The renovation boom in Canada: the best is yet to come
Residential renovations and repairs have more than doubled, dollar-wise, since the late 1990s. And the boom is continuing, fuelled by an ageing population.
By Alec Caldwell
The total spending associated with residential renovations and repairs has more than doubled since the late 1990s to nearly $64 billion in 2013, or nearly four per cent of Canada’s GDP, according to a recent report from Altus Group, a Toronto-based property consulting firm.
60 per cent of Canadians cited “increasing value” as the key motivation to renovate.
Depending on the house, fixes can be anywhere from cosmetic updates to complete gut jobs. Homeowners spend, on average, $21,000 more on their homes in the year following the purchase of a house, according to data from the Canada Mortgage and Housing Corp.
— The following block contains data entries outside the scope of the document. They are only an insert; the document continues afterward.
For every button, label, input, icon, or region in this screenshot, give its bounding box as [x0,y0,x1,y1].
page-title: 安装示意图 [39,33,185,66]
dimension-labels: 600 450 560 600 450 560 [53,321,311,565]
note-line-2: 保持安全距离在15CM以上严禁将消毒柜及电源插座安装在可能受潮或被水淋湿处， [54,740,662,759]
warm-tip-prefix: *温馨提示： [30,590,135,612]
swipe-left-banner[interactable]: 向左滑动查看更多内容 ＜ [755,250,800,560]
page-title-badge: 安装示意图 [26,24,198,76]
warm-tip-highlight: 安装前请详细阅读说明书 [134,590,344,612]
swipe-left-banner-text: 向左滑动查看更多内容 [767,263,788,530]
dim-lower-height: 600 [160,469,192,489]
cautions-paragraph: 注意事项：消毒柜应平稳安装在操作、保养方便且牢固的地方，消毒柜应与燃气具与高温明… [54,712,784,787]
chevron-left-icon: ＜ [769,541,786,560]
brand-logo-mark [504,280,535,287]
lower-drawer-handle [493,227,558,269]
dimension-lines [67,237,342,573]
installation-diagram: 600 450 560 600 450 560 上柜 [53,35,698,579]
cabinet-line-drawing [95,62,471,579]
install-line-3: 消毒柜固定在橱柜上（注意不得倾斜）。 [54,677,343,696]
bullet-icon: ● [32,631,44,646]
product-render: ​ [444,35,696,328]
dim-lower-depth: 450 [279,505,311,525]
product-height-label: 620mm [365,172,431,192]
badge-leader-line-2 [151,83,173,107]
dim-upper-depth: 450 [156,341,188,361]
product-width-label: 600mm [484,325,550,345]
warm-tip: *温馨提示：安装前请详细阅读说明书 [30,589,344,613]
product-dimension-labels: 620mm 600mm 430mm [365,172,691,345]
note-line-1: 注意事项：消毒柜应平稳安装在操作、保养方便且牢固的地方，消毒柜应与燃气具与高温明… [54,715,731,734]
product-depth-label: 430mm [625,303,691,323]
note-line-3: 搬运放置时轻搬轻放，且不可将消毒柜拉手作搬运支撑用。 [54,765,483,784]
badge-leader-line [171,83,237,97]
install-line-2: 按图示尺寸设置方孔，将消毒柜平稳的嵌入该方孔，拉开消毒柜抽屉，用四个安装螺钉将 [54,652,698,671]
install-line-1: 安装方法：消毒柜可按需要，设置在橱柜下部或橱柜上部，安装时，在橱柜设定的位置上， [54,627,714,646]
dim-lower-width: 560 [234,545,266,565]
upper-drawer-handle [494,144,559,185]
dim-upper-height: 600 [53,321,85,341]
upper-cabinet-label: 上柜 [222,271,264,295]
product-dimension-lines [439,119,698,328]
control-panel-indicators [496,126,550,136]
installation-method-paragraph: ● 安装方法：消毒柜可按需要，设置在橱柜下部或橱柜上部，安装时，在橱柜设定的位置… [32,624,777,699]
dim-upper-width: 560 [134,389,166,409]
I believe that even more growth in the home renovations market is yet to come as Canada’s baby boomers begin to reach age 65. Most of them will want to stay in their own homes as long as possible – and they will adapt those homes as necessary.
The seniors share of the 2013 renovations market in Canada was already worth $8-billion.
The baby boomer market for renovations is massive. According to a 2011 Census, 9.6 million persons, or 29% of Canadians, are baby boomers. By 2031, all baby boomers will have reached 65. For home renovation companies, over the next 18 years this is a huge growth area and those geared up for it should capture their share of this huge market.